Um economista me contou, não faz
muito tempo, sobre sua surpresa ao notar a presença de uma figura destoante
durante uma discussão sobre custos de saúde realizada nos Estados Unidos. O
sujeito acompanhava os debates atentamente, mas parecia um estranho no ninho.
Nada de paletó, gravata nem qualquer outro sinal previsível no ambiente
corporativo da indústria da saúde.
“O cara parecia o Magnum”, me disse
ele. A referência é antiga, mas a comparação faz sentido. Sucesso da TV
americana nos anos 80, Magnum era uma série de ação sobre um ex-oficial da
inteligência americana que se tornara investigador particular.
O personagem era musculoso, usava
bigode, óculos escuros, boné, anelão. Tinha “cara” de policial, segundo a mais
estereotipada visão da profissão. Era interpretado por Tom Selleck. Sim, o
mesmo ator que na semana passada foi acusado de roubar água de um hidrante público na
Califórnia.
O ator Tom Selleck, interpretando o personagem Magnum (Foto: Everett
Collection)
Curioso, o economista puxou papo e
descobriu o que aquele sujeito estranho fazia ali. Ele era, de fato, um
policial. Trabalhava na divisão de investigação de crimes contra a
saúde do FBI, a agência federal americana. E como tinha trabalho!
No dia em que conversamos, o
economista se lembrou dessa história para reforçar a ideia de que o Brasil
precisava, com urgência, criar um grupo de investigadores dedicados
exclusivamente a esse tipo de crime.
Não é de hoje que as denúncias de
desvios de conduta, corrupção ou de roubo descarado dos poucos recursos da saúde
revoltam os brasileiros. O que faltava era admitir, de forma oficial, que a saúde
brasileira virou caso de polícia.
Isso aconteceu na semana passada.
Segundo o ministro da saúde Arthur Chioro, aPolícia Federal terá uma divisão
para apurar apenas crimes contra a saúde. O governo também enviará ao
Congresso um projeto de lei para criminalizar fraudes na prescrição e comércio
de dispositivos médicos implantáveis, como órteses e próteses.

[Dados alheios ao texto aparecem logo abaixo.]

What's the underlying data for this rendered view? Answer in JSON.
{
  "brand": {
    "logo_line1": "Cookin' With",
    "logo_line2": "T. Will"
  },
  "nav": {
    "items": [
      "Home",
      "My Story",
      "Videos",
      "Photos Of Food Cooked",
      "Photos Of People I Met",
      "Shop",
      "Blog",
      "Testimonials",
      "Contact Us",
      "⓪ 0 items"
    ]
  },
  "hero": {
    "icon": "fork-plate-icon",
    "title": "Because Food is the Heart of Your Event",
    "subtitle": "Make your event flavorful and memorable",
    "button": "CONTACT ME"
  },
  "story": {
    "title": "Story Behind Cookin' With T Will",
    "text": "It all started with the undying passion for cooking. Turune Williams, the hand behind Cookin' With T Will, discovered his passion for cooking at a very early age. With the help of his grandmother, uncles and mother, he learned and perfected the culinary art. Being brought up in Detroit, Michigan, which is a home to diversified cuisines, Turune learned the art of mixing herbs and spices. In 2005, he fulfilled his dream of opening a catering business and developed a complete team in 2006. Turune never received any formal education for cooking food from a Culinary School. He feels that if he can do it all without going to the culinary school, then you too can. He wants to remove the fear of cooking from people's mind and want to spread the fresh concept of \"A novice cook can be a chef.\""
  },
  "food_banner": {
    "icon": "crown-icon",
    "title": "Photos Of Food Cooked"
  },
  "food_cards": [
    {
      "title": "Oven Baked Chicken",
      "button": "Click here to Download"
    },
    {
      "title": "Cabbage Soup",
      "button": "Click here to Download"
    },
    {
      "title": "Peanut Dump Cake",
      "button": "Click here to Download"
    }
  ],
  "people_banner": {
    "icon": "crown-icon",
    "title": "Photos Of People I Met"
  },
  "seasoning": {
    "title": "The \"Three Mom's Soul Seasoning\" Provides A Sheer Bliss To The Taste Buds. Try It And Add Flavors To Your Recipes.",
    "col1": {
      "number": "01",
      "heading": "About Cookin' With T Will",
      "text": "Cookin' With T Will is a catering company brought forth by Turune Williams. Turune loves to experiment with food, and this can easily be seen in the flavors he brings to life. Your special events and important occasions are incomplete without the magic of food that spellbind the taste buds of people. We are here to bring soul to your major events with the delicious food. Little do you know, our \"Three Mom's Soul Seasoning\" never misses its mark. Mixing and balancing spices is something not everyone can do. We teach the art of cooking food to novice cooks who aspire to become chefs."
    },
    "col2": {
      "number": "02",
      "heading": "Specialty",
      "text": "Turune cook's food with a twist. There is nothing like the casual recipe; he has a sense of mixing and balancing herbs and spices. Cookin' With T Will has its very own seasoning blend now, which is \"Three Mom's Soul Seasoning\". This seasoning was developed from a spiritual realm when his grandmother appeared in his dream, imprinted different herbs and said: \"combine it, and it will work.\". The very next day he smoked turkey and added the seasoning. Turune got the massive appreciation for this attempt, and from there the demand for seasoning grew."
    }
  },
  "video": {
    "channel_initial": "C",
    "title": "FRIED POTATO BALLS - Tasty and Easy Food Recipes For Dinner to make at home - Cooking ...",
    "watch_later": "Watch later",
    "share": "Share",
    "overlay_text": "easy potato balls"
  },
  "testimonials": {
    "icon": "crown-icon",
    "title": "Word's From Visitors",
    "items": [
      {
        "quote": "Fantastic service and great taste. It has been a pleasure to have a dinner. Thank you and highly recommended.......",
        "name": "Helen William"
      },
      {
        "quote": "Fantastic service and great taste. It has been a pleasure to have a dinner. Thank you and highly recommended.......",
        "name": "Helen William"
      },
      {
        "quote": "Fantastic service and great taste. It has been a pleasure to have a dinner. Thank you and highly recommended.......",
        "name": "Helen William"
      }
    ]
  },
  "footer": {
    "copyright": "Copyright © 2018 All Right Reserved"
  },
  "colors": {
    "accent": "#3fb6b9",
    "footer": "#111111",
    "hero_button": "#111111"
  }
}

Nos últimos anos, a máfia das
próteses foi denunciada por diversos veículos da imprensa. No Paraná, as
irregularidades deram origem a uma CPI na Assembleia Legislativa, mas o governo
federal só criou um grupo de trabalho para discutir o assunto em janeiro,
depois da contundente reportagem do programa Fantástico, da TV
Globo.
Os jornalistas denunciaram as fraudes
no comércio desses equipamentos em hospitais da rede pública e os métodos
questionáveis usados pelos fabricantes para estimular o uso (desnecessário, em
muitos casos) de seus produtos em instituições privadas.
Segundo o projeto de lei proposto
pelo Ministério da Saúde, a obtenção de lucro ou vantagem ilícita na venda, prescrição
ou uso desses produtos passa a ser crime. O governo também pretende monitorar o
mercado, por meio da padronização das nomenclaturas e de sistemas de informação
mais eficientes.
Essa é uma área que precisa de um choque
de transparência. Hoje ninguém sabe quanto valem os produtos. Nem mesmo os
hospitais, os planos de saúde, os governos e, muito menos, os pacientes.

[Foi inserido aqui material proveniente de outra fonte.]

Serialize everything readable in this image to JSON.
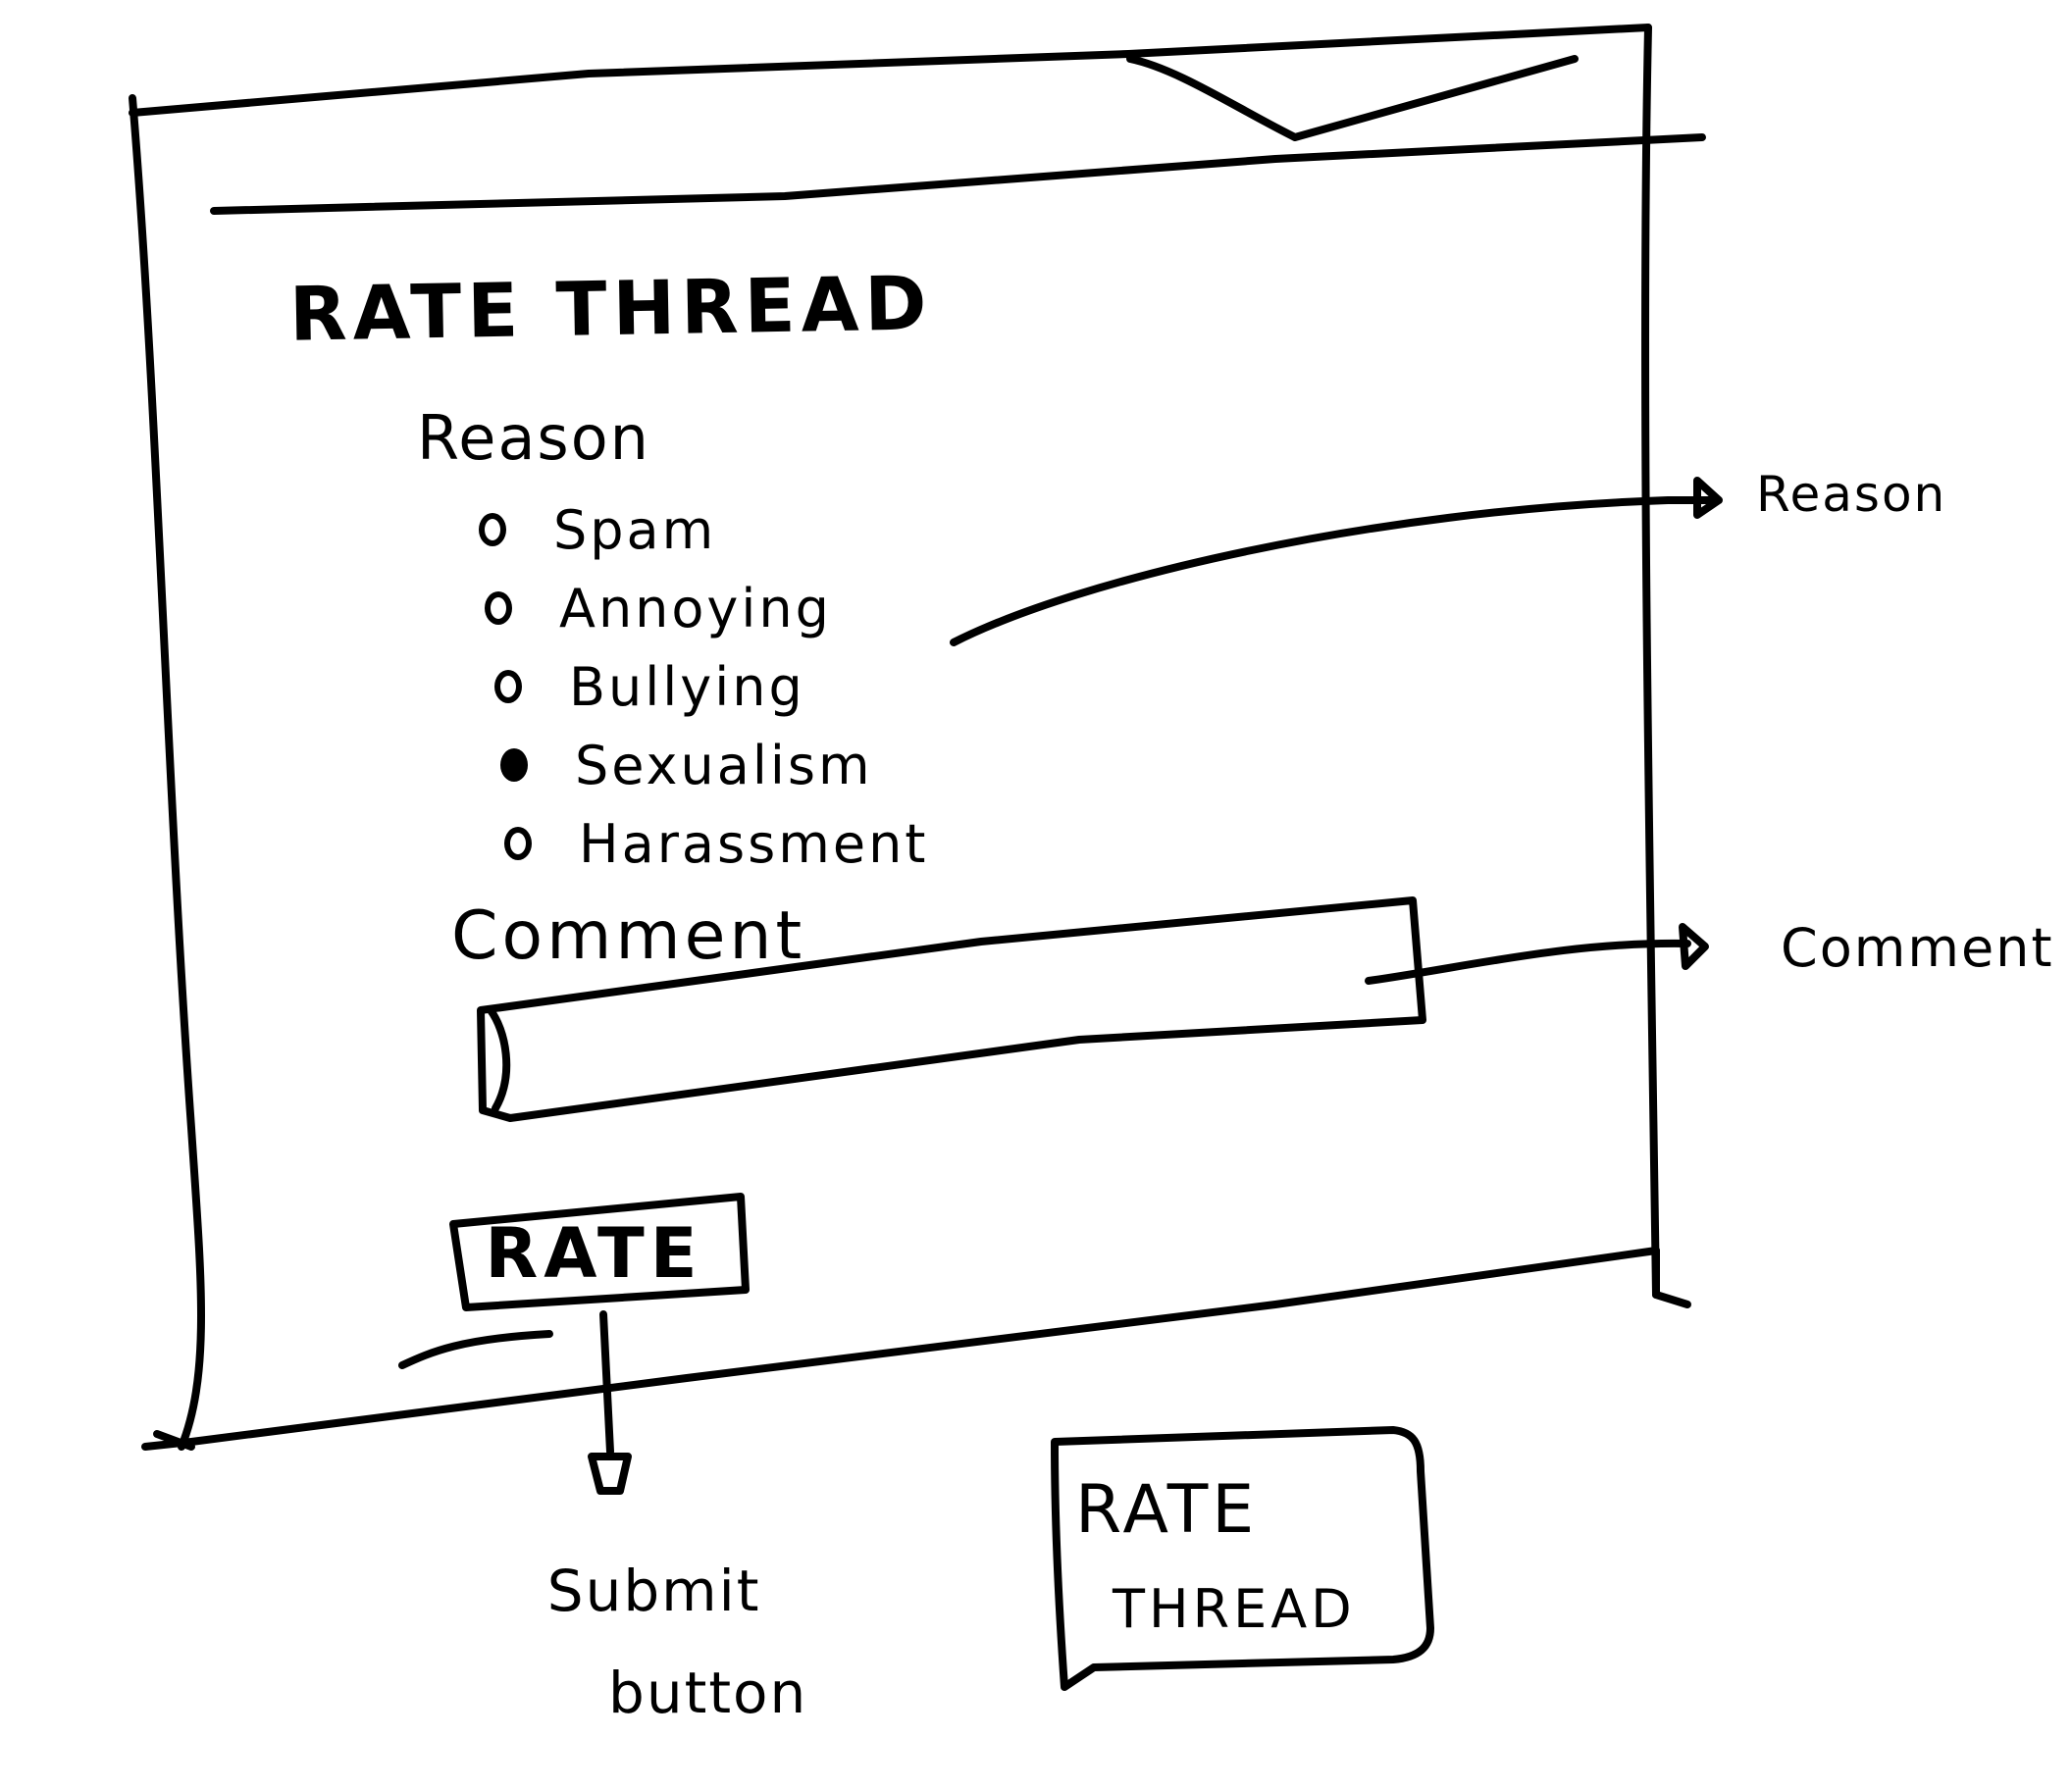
{
  "dialog": {
    "title": "RATE THREAD",
    "reason_label": "Reason",
    "reason_options": [
      {
        "label": "Spam",
        "selected": false
      },
      {
        "label": "Annoying",
        "selected": false
      },
      {
        "label": "Bullying",
        "selected": false
      },
      {
        "label": "Sexualism",
        "selected": true
      },
      {
        "label": "Harassment",
        "selected": false
      }
    ],
    "comment_label": "Comment",
    "comment_value": "",
    "comment_placeholder": "",
    "submit_label": "RATE"
  },
  "annotations": {
    "reason": "Reason",
    "comment": "Comment",
    "submit_line1": "Submit",
    "submit_line2": "button"
  },
  "legend": {
    "line1": "RATE",
    "line2": "THREAD"
  },
  "colors": {
    "ink": "#000000",
    "paper": "#ffffff"
  }
}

Os distribuidores não têm tabela de
preço. De cada hospital, cobram um valor diferente. Esse sistema é um terreno
fértil para fraudes e um incentivo ao desperdício, como ÉPOCA contou nesta reportagem. Há casos em que o médico indica
ao hospital a empresa que fornece o material e, ao mesmo tempo, recebe dinheiro
do fabricante.
Do jeito como a saúde funciona no
Brasil, toda a estrutura se volta para incentivar as fraudes e o aumento de
custos. Quando o mercado não é capaz de resolver tantas falhas do próprio
sistema – como o caso da assimetria de informação que compromete a comparação
de preço e qualidade – cabe ao governo criar mecanismos de transparência e
incentivar a concorrência.
É preciso lançar luzes sobre esse
mercado doente e punir com rigor aqueles que fraudam descaradamente a saúde
brasileira. O que eu e você podemos fazer? Não silenciar diante dos desvios e
denunciá-los às autoridades competentes. Trabalho não faltará ao novo grupo da
Polícia Federal. O Magnum do FBI que o diga.